Glaynbourg stieß nur noch einen letzten, schrillen Todesschrei aus. Dann schwenkte der Schnelle Büffel schon den Skalp des Sklavenhalters in der Linken.

So hatte Tom Bracks Voraussage sich wirklich bestätigt: Howard Glaynbourg hatte hier sein Leben und seinen Skalp verloren!

Auch seine Gefährten starben einen raschen Tod. Als der Präriebrand nun ebenfalls das Unterholz des Waldes entzündete, als die Apachen schleunigst weiter zum Pecos zurückwichen, hingen inmitten der züngelnden Flammen der Lichtung nur noch die zehn entstellten Leichen der Menschenjäger.

Am folgenden Mittag kamen Felsenherz und die seinen am Apachensee an. Sofort wurde der Bach, der den See speiste, abgedämmt und der Abfluss des Sees noch erweitert und vertieft.

Diese Arbeit nahm die Weißen und die Neger bis zum Abend in Anspruch, hatte dann jedoch auch den erhofften Erfolg. Der Wasserspiegel des Sees hatte sich so weit gesenkt, dass man nach den vier Goldsäcken tauchen, Lassos daran befestigen und sie aus der Tiefe heraufholen konnte.

Noch in derselben Nacht brach man dann zum nahen Pecos auf, wo für die Auswanderer und Toms Leute ein neues Floß hergestellt wurde.

Felsenherz hatte dem alten Meister Döring einen der Goldsäcke übergeben und ihm geraten, sich unten im Süden an der Grenze von Mexiko eine große Farm zu kaufen und die Neger als Arbeiter bei sich zu behalten, womit diese ganz einverstanden waren. Nur Tom Brack wollte hiervon nichts wissen.

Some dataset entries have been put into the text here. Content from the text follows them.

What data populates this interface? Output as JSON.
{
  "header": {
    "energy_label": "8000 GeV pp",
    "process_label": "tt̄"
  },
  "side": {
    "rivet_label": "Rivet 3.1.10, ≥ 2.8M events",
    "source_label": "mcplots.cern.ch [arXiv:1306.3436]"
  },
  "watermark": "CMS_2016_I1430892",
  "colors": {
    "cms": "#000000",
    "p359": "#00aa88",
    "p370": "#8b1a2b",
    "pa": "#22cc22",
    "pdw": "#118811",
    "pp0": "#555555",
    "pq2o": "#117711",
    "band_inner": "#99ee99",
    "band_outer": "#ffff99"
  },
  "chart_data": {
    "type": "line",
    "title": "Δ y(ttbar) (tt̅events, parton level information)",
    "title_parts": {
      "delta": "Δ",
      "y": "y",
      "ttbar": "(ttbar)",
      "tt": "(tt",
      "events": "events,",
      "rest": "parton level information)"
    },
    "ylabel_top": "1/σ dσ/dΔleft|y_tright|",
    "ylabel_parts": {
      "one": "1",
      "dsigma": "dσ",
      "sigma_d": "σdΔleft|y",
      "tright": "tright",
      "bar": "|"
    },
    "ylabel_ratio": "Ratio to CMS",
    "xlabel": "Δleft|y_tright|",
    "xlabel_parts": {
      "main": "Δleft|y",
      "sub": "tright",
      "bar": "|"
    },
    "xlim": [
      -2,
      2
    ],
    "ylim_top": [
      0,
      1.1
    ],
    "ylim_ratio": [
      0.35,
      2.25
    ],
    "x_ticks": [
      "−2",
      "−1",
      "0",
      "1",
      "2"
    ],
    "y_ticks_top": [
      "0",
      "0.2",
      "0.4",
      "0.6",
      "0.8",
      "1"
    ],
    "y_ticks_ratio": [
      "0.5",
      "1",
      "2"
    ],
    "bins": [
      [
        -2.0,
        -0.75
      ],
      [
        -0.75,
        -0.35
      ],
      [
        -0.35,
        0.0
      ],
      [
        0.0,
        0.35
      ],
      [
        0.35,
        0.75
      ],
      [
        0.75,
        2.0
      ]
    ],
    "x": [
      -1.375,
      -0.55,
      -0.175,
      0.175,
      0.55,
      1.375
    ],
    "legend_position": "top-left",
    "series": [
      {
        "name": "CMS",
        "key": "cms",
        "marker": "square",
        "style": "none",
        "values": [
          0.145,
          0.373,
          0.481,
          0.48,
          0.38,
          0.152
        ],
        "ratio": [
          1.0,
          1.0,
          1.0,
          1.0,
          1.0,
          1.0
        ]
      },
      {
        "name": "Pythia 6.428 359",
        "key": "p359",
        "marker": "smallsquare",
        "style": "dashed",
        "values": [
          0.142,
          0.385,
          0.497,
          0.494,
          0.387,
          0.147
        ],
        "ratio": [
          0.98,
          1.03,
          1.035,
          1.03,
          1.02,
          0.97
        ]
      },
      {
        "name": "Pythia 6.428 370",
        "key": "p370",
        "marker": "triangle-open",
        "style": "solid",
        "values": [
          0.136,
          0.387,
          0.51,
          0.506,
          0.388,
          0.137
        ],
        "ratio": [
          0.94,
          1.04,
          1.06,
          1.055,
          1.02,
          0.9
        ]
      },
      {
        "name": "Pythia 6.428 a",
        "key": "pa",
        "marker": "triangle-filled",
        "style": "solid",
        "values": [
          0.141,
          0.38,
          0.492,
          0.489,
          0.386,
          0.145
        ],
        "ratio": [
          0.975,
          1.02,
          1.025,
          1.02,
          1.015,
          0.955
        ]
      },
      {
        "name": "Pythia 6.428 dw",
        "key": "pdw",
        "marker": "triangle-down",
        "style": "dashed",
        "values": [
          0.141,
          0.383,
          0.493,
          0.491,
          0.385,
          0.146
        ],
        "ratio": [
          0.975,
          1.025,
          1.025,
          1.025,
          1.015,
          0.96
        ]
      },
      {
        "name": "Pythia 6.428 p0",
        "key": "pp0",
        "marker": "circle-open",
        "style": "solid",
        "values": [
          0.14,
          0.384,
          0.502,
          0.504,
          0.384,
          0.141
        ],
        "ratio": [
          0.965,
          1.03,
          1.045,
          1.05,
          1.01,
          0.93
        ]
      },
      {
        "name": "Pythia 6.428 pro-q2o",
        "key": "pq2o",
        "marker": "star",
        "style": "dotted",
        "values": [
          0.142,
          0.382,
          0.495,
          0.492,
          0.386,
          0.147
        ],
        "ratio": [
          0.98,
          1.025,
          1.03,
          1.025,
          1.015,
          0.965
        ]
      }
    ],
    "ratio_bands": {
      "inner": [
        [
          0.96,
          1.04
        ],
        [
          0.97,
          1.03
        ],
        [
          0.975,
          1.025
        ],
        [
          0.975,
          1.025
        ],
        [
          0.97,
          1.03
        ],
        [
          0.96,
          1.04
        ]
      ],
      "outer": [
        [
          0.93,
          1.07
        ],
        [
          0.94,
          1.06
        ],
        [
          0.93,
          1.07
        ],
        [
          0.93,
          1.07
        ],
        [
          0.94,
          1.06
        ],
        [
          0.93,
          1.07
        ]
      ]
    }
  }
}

»Meine Mutter war eine Delawarin«, sagte er stolz. »Tom liebt die Wildnis. Tom wird ein Trapper wie Felsenherz!«

Nach herzlichem Abschied schwammen die Auswanderer und die Schwarzen auf ihrem Floß den Pecos abwärts, winkten noch lange den drei Zurückbleibenden zu.

Als das Floß verschwunden war, wurde das übrige Gold an einer besonders reißenden Stelle des Flusses versenkt. Dort ruht es noch heute, dort kann es die Habgier den Menschen nie mehr entflammen.

Die Familie Döring und die befreiten Sklaven erreichten glücklich die Ansiedlungen und brachten es in gemeinsamer Arbeit zu großem Wohlstand.

Tom Brack, der schwarze Häuptling, sollte jedoch sehr bald ein ruhmvolles Ende bei einem neuen Kampf mit den Apachen finden und wurde dann mit allen Ehren eines tapferen Kriegers nach Indianersitte bestattet.